L’art. 41 Constitution du canton de Vaud (Cst.-VD ; BLV 101.01) prévoit que « l’État et les communes informent la population de leurs activités selon le principe de la transparence » et la LInfo réglemente ce devoir d’information prévalant tant pour les autorités cantonales que communales (art. 2 LInfo). L’art. 8 al. 1 LInfo dispose que « les renseignements, informations et documents officiels […] sont accessibles au public », sous réserve des exceptions des art. 15 ss LInfo. La notion de « document officiel » est définie à l’art. 9 LInfo et la jurisprudence précise qu’il s’agit de tout document ayant « un rapport avec une action administrative des autorités ». En se référant aux travaux préparatoires, une requête peut porter sur des renseignements ou informations ne figurant pas dans un document officiel. Enfin, une demande d’information n’est soumise à aucune exigence de forme selon l’art. 10 al. 1 LInfo et doit uniquement contenir les indications suffisantes pour permettre l’identification du document officiel recherché.
En l’espèce, la demande porte sur une période précise – mai 2022 – et concerne, en conséquence, un nombre limité de documents et restreint de renseignements, d’autant plus que la Municipalité de Leysin se réunit une fois par semaine. Il y a tout lieu de penser que les ordres du jour ou extraits des procès-verbaux couvrant les sujets traités au cours des séances de l’exécutif existent dès lors qu’il s’agit d’éléments standards du fonctionnement institutionnel d’une Municipalité et que leur existence n’a pas été remise en cause par l’autorité intimée. Les documents ne sont donc pas compliqués à identifier et il est difficile de déterminer en quoi les informations sollicitées ne pourraient l’être.
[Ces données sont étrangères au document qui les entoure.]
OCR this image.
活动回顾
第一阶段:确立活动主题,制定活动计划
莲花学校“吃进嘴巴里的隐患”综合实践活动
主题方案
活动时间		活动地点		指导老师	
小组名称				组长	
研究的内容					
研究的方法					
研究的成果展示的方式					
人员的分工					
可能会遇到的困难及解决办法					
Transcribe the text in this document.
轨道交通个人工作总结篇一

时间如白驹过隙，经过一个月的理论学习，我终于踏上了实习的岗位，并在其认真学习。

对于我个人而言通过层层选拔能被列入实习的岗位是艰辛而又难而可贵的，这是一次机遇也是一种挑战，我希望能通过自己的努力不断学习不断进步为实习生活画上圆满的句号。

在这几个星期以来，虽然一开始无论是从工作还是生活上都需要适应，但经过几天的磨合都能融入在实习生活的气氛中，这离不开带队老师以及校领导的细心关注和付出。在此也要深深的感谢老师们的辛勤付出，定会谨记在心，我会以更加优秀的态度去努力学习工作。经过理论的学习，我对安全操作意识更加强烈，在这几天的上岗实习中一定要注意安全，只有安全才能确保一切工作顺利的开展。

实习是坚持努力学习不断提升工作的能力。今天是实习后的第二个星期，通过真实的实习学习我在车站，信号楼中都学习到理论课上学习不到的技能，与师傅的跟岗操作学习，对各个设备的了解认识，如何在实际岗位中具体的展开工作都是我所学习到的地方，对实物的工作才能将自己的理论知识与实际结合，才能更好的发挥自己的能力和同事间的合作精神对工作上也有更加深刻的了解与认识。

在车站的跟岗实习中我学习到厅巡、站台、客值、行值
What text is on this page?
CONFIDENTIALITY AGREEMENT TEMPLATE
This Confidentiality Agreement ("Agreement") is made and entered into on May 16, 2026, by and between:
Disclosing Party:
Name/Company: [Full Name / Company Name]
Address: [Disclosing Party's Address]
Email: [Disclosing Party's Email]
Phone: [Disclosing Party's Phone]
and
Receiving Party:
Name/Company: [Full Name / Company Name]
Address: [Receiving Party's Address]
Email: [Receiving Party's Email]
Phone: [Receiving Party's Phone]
Deuxièmement, la Municipalité allègue que la demande ne peut être satisfaite en raison de la charge de travail qu’elle serait susceptible d’occasionner. Selon l’art. 16 al. 2 let. c LInfo, le travail « manifestement disproportionné » occasionné par une demande est un intérêt public prépondérant permettant de refuser l’accès. L’art. 24 Règlement d’application de la LInfo (RLInfo ; BLV 170.21.1), applicable par analogie aux autorités communales (art. 2 al. 2 RLinfo), définit le caractère « manifestement disproportionné » par le fait que l’autorité « n’est pas en mesure, avec le personnel et l’infrastructure dont elle dispose ordinairement, de satisfaire à la demande de consultation sans perturber considérablement l’accomplissement de ses tâches ». Procéduralement enfin, l’autorité supporte le fardeau de la preuve en faveur du droit d’accès aux documents officiels.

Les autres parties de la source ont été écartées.